Understanding the dynamics of large, chaotic systems, such as weather and climate, is the goal of Virginia Tech College of Engineering researcher Mark Paul, who has received a $400,000 National Science Foundation Faculty Early Career Development Program (CAREER) Award to support his research.

The five-year CAREER grant awarded to Paul, an assistant professor in the Department of Mechanical Engineering, is the National Science Foundation’s most prestigious award for creative junior faculty considered to be future leaders in their academic fields.

“Despite their importance in many areas of engineering and science, nonequilibrium systems — systems driven out of equilibrium — remain difficult to analyze, control, design, and predict,” Paul said.

Examples of nonequilibrium systems include weather and climate, the efficiency of combustion and chemical reactions, the convection of biological organisms in the oceans, heart dynamics, crystal growth from a melt, and fluid turbulence.

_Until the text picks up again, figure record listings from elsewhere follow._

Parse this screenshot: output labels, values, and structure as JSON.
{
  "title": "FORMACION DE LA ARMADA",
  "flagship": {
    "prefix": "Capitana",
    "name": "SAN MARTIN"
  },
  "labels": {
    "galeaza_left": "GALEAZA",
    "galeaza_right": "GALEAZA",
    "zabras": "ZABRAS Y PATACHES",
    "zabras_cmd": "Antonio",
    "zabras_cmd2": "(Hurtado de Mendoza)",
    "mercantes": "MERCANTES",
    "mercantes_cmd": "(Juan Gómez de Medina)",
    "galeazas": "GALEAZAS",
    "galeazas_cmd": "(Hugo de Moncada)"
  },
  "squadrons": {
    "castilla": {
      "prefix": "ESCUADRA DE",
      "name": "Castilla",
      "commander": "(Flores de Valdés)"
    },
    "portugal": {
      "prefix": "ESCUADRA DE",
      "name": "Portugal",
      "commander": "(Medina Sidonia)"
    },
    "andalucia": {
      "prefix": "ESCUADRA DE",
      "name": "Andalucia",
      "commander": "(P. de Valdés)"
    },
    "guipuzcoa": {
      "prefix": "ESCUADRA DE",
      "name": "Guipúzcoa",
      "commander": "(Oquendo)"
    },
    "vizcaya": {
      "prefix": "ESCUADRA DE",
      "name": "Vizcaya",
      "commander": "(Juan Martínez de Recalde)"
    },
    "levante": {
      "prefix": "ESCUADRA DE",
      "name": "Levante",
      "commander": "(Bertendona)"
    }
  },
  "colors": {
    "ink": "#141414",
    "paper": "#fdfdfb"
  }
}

The difficulty in understanding these systems arises because of the complex way that their spatiotemporal patterns (variations in both space and time) affect the transport of energy and matter, Paul said. A particular challenge is to understand spatiotemporal chaos, a commonly observed behavior of nonequilibrium systems in which properties of the systems evolve chaotically in space and time.

To build a better understanding of such complex systems, Paul will use Virginia Tech’s System X supercomputer to conduct large-scale numerical simulations of the chaotic fluid motion that occurs when a shallow fluid layer is heated uniformly from below. The results will be used to probe the origins and basic building blocks of spatiotemporal chaos.

Paul also will explore two transport problems through these simulations. One is the enhancement of combustion efficiency in the presence of fluid velocity fields. An understanding of these dynamics is of direct relevance to important questions regarding energy production and consumption. The second problem is fluid transport driven by the activity of biological organisms suspended in fluid.

“The dynamics of biomass — composed of vast numbers of microorganisms — in oceans and rivers, for example, is an important component of climatology,” Paul said. “In this case, the complex fluid motion is driven by the activity of suspended biological organisms, rather than by thermal fluctuations. The fundamental insights gained through this research could lead to improvements in developing climate models.”

Each CAREER project has an educational component. Paul will work with the Virginia Tech Center for the Enhancement of Engineering Diversity to develop hands-on numerical experiments that will enable pre-college students to explore chaotic dynamics for themselves. The numerical experiments, to be made available on a website, will demonstrate the difficulty of weather prediction, for example, and the scientific meaning of the popular phrase, “the butterfly effect.” Paul also is developing a new graduate course on spatiotemporal chaos.

Paul joined the Virginia Tech faculty in 2004 after holding post-doctoral positions at the California Institute of Technology and Duke University. He has served visiting appointments at the Isaac Newton Institute for Mathematical Sciences in Cambridge, England, and at the Kavli Institute of Theoretical Physics at the University of California at Santa Barbara.

He completed his Ph.D. and master’s degree in mechanical engineering and his bachelor’s degree in aerospace engineering, all at the University of California at Los Angeles.